"It's a little bit down, but this time of the year, for a young kid, it's not uncommon," pitching coach Charles Nagy said. "The ball is still coming out of his hand good. Physically he feels fine, so there's no concern."
Skaggs and Arizona manager Kirk Gibson, speaking in separate interviews, cited a similar reason for his recent struggles: fastball location, not the speed.
"I'd say No. 1, it's fastball command," Gibson said. "I think his changeup has really come a long way. If you don't locate your fastball, you're in trouble. The balls that have been hit hard if you look at them, there's elevation to them and they're just not in the zone where they need to be.
"He's got to figure some things out and trust some things. He'll do so, he's young, he's got great stuff."
Skaggs acknowledges a drop in velocity, but insists that physically, he feels great.
"I feel good," Skaggs said. "It's not middle of the season, where everything is clicking and I'm throwing 94 [mph]. I mean that makes it real easy to pitch when you're throwing 94 or 96. But my body feels great and I'm confident, it's just frustrating, because it's not a good feeling to go out there and keep losing.
"I just need to work on location. I've been leaving a lot of pitches up. Everything else has been good. The curveball has been so-so, but the changeup has been an unbelievable pitch for me. I'm really confident with it right now I feel like I can throw it at any time."
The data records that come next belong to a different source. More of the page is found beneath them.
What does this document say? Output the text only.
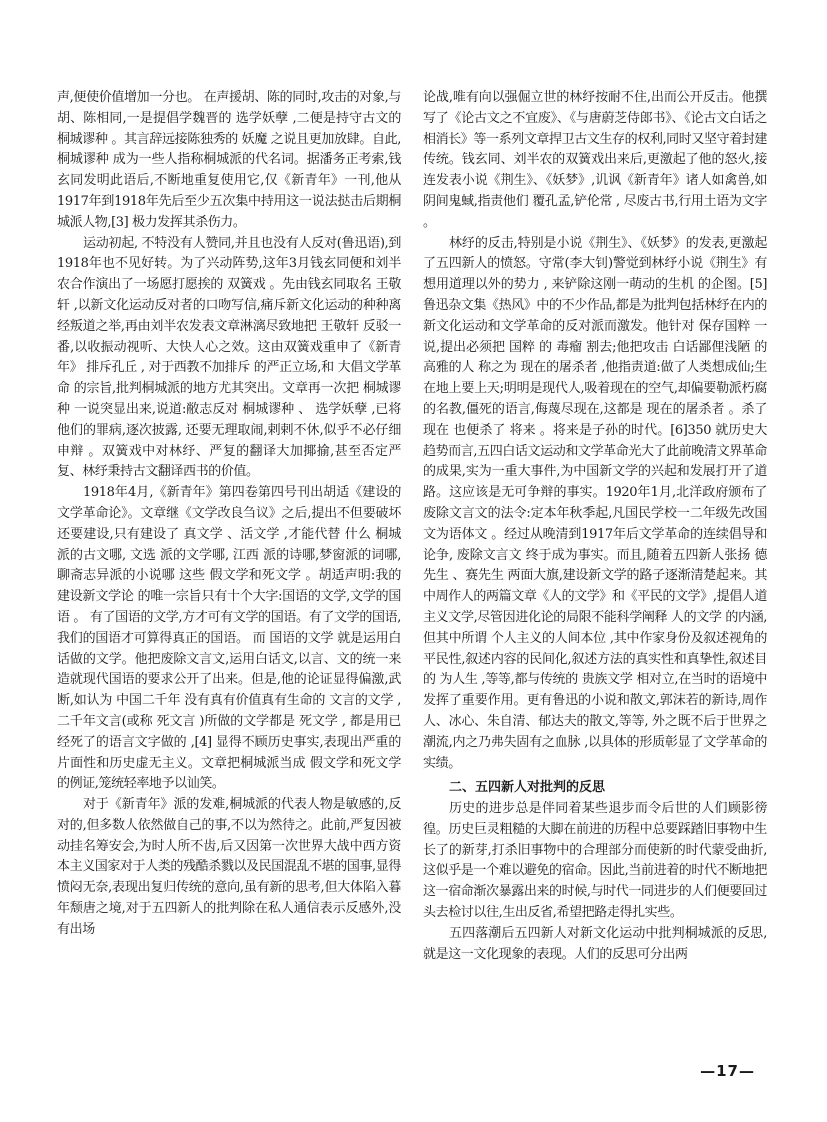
声,便使价值增加一分也。 在声援胡、陈的同时,攻击的对象,与胡、陈相同,一是提倡学魏晋的 选学妖孽 ,二便是持守古文的 桐城谬种 。其言辞远接陈独秀的 妖魔 之说且更加放肆。自此, 桐城谬种 成为一些人指称桐城派的代名词。据潘务正考索,钱玄同发明此语后,不断地重复使用它,仅《新青年》一刊,他从1917年到1918年先后至少五次集中持用这一说法挞击后期桐城派人物,[3] 极力发挥其杀伤力。

运动初起, 不特没有人赞同,并且也没有人反对(鲁迅语),到1918年也不见好转。为了兴动阵势,这年3月钱玄同便和刘半农合作演出了一场愿打愿挨的 双簧戏 。先由钱玄同取名 王敬轩 ,以新文化运动反对者的口吻写信,痛斥新文化运动的种种离经叛道之举,再由刘半农发表文章淋漓尽致地把 王敬轩 反驳一番,以收振动视听、大快人心之效。这由双簧戏重申了《新青年》 排斥孔丘 , 对于西教不加排斥 的严正立场,和 大倡文学革命 的宗旨,批判桐城派的地方尤其突出。文章再一次把 桐城谬种 一说突显出来,说道:敝志反对 桐城谬种 、 选学妖孽 ,已将他们的罪病,逐次披露, 还要无理取闹,剌剌不休,似乎不必仔细申辩 。双簧戏中对林纾、严复的翻译大加揶揄,甚至否定严复、林纾秉持古文翻译西书的价值。

1918年4月,《新青年》第四卷第四号刊出胡适《建设的文学革命论》。文章继《文学改良刍议》之后,提出不但要破坏还要建设,只有建设了 真文学 、活文学 ,才能代替 什么 桐城 派的古文哪, 文选 派的文学哪, 江西 派的诗哪,梦窗派的词哪,聊斋志异派的小说哪 这些 假文学和死文学 。胡适声明:我的 建设新文学论 的唯一宗旨只有十个大字:国语的文学,文学的国语 。 有了国语的文学,方才可有文学的国语。有了文学的国语,我们的国语才可算得真正的国语。 而 国语的文学 就是运用白话做的文学。他把废除文言文,运用白话文,以言、文的统一来造就现代国语的要求公开了出来。但是,他的论证显得偏激,武断,如认为 中国二千年 没有真有价值真有生命的 文言的文学 ,二千年文言(或称 死文言 )所做的文学都是 死文学 , 都是用已经死了的语言文字做的 ,[4] 显得不顾历史事实,表现出严重的片面性和历史虚无主义。文章把桐城派当成 假文学和死文学 的例证,笼统轻率地予以讪笑。

对于《新青年》派的发难,桐城派的代表人物是敏感的,反对的,但多数人依然做自己的事,不以为然待之。此前,严复因被动挂名筹安会,为时人所不齿,后又因第一次世界大战中西方资本主义国家对于人类的残酷杀戮以及民国混乱不堪的国事,显得愤闷无奈,表现出复归传统的意向,虽有新的思考,但大体陷入暮年颓唐之境,对于五四新人的批判除在私人通信表示反感外,没有出场

论战,唯有向以强倔立世的林纾按耐不住,出而公开反击。他撰写了《论古文之不宜废》、《与唐蔚芝侍郎书》、《论古文白话之相消长》等一系列文章捍卫古文生存的权利,同时又坚守着封建传统。钱玄同、刘半农的双簧戏出来后,更激起了他的怒火,接连发表小说《荆生》、《妖梦》,讥讽《新青年》诸人如禽兽,如阴间鬼蜮,指责他们 覆孔孟,铲伦常 , 尽废古书,行用土语为文字 。

林纾的反击,特别是小说《荆生》、《妖梦》的发表,更激起了五四新人的愤怒。守常(李大钊)警觉到林纾小说《荆生》有 想用道理以外的势力 , 来铲除这刚一萌动的生机 的企图。[5] 鲁迅杂文集《热风》中的不少作品,都是为批判包括林纾在内的新文化运动和文学革命的反对派而激发。他针对 保存国粹 一说,提出必须把 国粹 的 毒瘤 割去;他把攻击 白话鄙俚浅陋 的 高雅的人 称之为 现在的屠杀者 ,他指责道:做了人类想成仙;生在地上要上天;明明是现代人,吸着现在的空气,却偏要勒派朽腐的名教,僵死的语言,侮蔑尽现在,这都是 现在的屠杀者 。杀了 现在 也便杀了 将来 。将来是子孙的时代。[6]350 就历史大趋势而言,五四白话文运动和文学革命光大了此前晚清文界革命的成果,实为一重大事件,为中国新文学的兴起和发展打开了道路。这应该是无可争辩的事实。1920年1月,北洋政府颁布了废除文言文的法令:定本年秋季起,凡国民学校一二年级先改国文为语体文 。经过从晚清到1917年后文学革命的连续倡导和论争, 废除文言文 终于成为事实。而且,随着五四新人张扬 德先生 、赛先生 两面大旗,建设新文学的路子逐渐清楚起来。其中周作人的两篇文章《人的文学》和《平民的文学》,提倡人道主义文学,尽管因进化论的局限不能科学阐释 人的文学 的内涵,但其中所谓 个人主义的人间本位 ,其中作家身份及叙述视角的平民性,叙述内容的民间化,叙述方法的真实性和真挚性,叙述目的 为人生 ,等等,都与传统的 贵族文学 相对立,在当时的语境中发挥了重要作用。更有鲁迅的小说和散文,郭沫若的新诗,周作人、冰心、朱自清、郁达夫的散文,等等, 外之既不后于世界之潮流,内之乃弗失固有之血脉 ,以具体的形质彰显了文学革命的实绩。

二、五四新人对批判的反思

历史的进步总是伴同着某些退步而令后世的人们顾影徬徨。历史巨灵粗糙的大脚在前进的历程中总要踩踏旧事物中生长了的新芽,打杀旧事物中的合理部分而使新的时代蒙受曲折,这似乎是一个难以避免的宿命。因此,当前进着的时代不断地把这一宿命渐次暴露出来的时候,与时代一同进步的人们便要回过头去检讨以往,生出反省,希望把路走得扎实些。

五四落潮后五四新人对新文化运动中批判桐城派的反思,就是这一文化现象的表现。人们的反思可分出两

—17—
As for the suggestion that Skaggs be shut down for the rest of the season, Nagy points out that the next two weeks will give Skaggs the experience of pitching deep into September for the first time, and the D-backs' opponents the rest of the way also provides a benefit.
"We're playing a lot of our own division, so to be able to see hitters they're going to see a lot of in the future is valuable," Nagy said.